His research group was looking into whether measurements of longitudinal glycemic control measures of blood sugar levels averaged over two to three years could provide a more accurate predictor of bone fracture risk in diabetics than the current standard predictor, which relies on measurements of bone mineral density, at the time the SARS-CoV-2 pandemic broke out.

Increased oxidative stress and inflammation, both of which are risk factors for COVID-19 and other respiratory disorders, are known to be caused by AGEs. According to Bowen Wang, the first author and a doctoral student in Vashishth’s lab, the same longitudinal glycemic control measurement they were testing as a predictor of bone fracture risk might be useful in predicting the severity of COVID-19.

Wang divided type 2 diabetic patients’ records into two groups: those with ‘adequate’ longitudinal glycemic control of 6 to 9%, and those with ‘poor’ glycemic control of 9 percent or higher over two to three years.

Those with poor glycemic control were 48 percent more likely to require treatment in an intensive care unit, according to his analysis of the two groups. A 1% increase in longitudinal HbA1c is directly connected with a 12% increase in the probability of landing in the ICU, according to another measure.

Other statistically significant data revealed that diabetics on metformin when they contract COVID-19 have a 12% reduced risk of attending the ICU, those on metformin and insulin have an 18% lower risk, and those on corticosteroids have a 29% lower risk of visiting the ICU.

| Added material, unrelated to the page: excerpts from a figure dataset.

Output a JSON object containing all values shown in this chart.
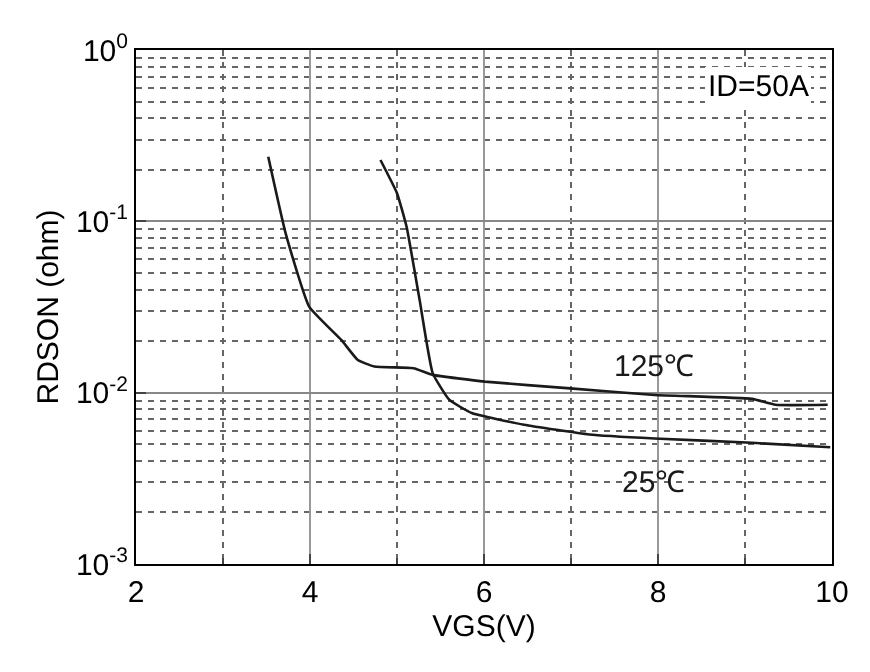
{
  "chart_data": {
    "type": "line",
    "xlabel": "VGS(V)",
    "ylabel": "RDSON (ohm)",
    "log": "y",
    "grid": true,
    "legend": false,
    "marker": "none",
    "line_style": "solid",
    "xlim": [
      2,
      10
    ],
    "xticks": [
      2,
      4,
      6,
      8,
      10
    ],
    "ylim": [
      0.001,
      1
    ],
    "yticks": [
      {
        "value": 0.001,
        "label": "10$^{-3}$"
      },
      {
        "value": 0.01,
        "label": "10$^{-2}$"
      },
      {
        "value": 0.1,
        "label": "10$^{-1}$"
      },
      {
        "value": 1,
        "label": "10$^{0}$"
      }
    ],
    "series": [
      {
        "name": "125℃",
        "color": "#1a1a1a",
        "x": [
          3.52,
          3.72,
          3.99,
          4.36,
          4.55,
          4.74,
          5.19,
          5.41,
          6.01,
          6.99,
          7.96,
          9.08,
          9.35,
          9.95
        ],
        "values": [
          0.238,
          0.085,
          0.0318,
          0.0203,
          0.0155,
          0.0142,
          0.0139,
          0.0127,
          0.0116,
          0.0106,
          0.0097,
          0.0092,
          0.0085,
          0.0085
        ]
      },
      {
        "name": "25℃",
        "color": "#1a1a1a",
        "x": [
          4.81,
          5.0,
          5.11,
          5.26,
          5.41,
          5.6,
          5.86,
          6.46,
          7.21,
          7.96,
          9.08,
          9.98
        ],
        "values": [
          0.228,
          0.146,
          0.093,
          0.0348,
          0.013,
          0.0091,
          0.0076,
          0.0065,
          0.0057,
          0.0054,
          0.0051,
          0.0048
        ]
      }
    ],
    "annotations": [
      "ID=50A"
    ]
  }
}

“People knew that diabetes was a risk factor for COVID-19-related outcomes, but not all diabetic patients are the same. Some people have a longer history of diabetes, some have more severe diabetes, and that has to be accounted for,” said Wang.

“What this study does is to better stratify the level of diabetes within the population, so diabetic patients aren’t treated as a single population without any differences among them.”

Benjamin S. Glicksberg and Girish N. Nadkarni of Mount Sinai’s Icahn School of Medicine collaborated with Vashishth and Wang on the study. The National Institutes of Health provided funding for their research.